Commenting on the results, Chief Executive Officer, Roger Brown, said 2025 demonstrated Seplat’s ability to operate at scale following its offshore expansion.
He said the company had successfully executed key offshore projects while delivering its strongest onshore production performance in recent memory. Brown reiterated Seplat’s ambition, unveiled at its Capital Markets Day in September, to build an African energy champion and grow working interest production to 200,000 boepd by 2030.
“In 2025 we clearly illustrated our ability to operate at scale. We benefitted from successful execution of several key offshore activities that kick-started life for Seplat as an offshore operator, while at the same time delivering onshore production performance that was the strongest in recent memory.
“At our CMD in September, we laid out our long-term ambition to ‘Build an African Energy Champion’, with a clear roadmap to grow working interest production to 200 kboepd by 2030. In 2025 we delivered the IGE replacement project offshore and the Sapele Gas plant onshore. In recent weeks we were delighted to achieve first gas at the ANOH Gas Plant and are on track to doubling Joint Venture gas volumes at Oso-BRT to 240 MMscfd in 2H 2026.

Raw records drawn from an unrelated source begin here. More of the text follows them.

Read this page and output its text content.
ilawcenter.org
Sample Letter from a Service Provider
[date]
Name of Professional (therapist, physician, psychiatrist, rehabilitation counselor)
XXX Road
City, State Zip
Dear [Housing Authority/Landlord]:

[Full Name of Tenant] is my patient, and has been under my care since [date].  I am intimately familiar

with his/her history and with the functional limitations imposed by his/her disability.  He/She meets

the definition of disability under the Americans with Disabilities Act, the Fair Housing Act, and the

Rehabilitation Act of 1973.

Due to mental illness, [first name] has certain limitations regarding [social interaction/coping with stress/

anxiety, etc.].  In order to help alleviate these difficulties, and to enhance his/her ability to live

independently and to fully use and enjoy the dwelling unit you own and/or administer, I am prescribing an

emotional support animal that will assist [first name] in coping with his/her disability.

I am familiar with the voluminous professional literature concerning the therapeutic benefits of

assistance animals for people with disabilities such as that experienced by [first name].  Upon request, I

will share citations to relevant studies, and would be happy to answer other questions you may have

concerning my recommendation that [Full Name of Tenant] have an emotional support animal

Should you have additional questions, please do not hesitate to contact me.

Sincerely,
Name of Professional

“Drilling will be a decisive factor in meeting our long-term growth ambitions and I am pleased to announce that the first Jack-Up drilling rig is contracted, in-country and set to arrive at Oso in 3Q to commence a multi-year, multi-well drilling campaign.
“Finally, the cash generative nature of our asset base is clearly evident in our results, and by raising dividends by over 50 per cent to USD 25 cents per share alongside continued strengthening of our balance sheet and delivery of our work programmes, we are already well positioned to deliver on our planned $1 billion cumulative return of capital to shareholders by 2030.
“Furthermore, the strength of the enlarged group has reflected in a notable lowering of our cost of debt, providing additional scope for long-term value creation,” he stated.
Looking ahead, the company issued 2026 production guidance of 135,000 to 155,000 boepd, with the midpoint implying approximately 10 per cent growth over 2025 levels. Crude and condensate volumes are expected to remain broadly flat year-on-year, as new wells offset planned maintenance downtime.
Besides, NGL output is projected to increase by 85 per cent year-on-year, effective from the first quarter of 2026 following completion of EAP, while gas production is forecast to rise 30 per cent, supported by ANOH contributions, growth at the Sapele Integrated Gas Plant and completion of the Oso-BRT Phase 1 project. The latter, targeted for the third quarter of 2026, aims to double offshore gas sales to 240 MMscfd gross.
Initial capital expenditure guidance for 2026 was set at $360 million to $440 million, covering plans to drill 17 new wells, 15 onshore and two offshore, with offshore drilling expected to commence in the third quarter using a contracted jack-up rig already in-country.
Seplat said it expects further cost efficiency gains, guiding for unit production operating costs of between $13.5 and $14.5 per boe in 2026, driven by higher volumes.
The company stated that the strength of the enlarged group has already contributed to a lower cost of debt, enhancing long-term value creation prospects and supporting its target of delivering $1 billion in cumulative returns to shareholders by 2030.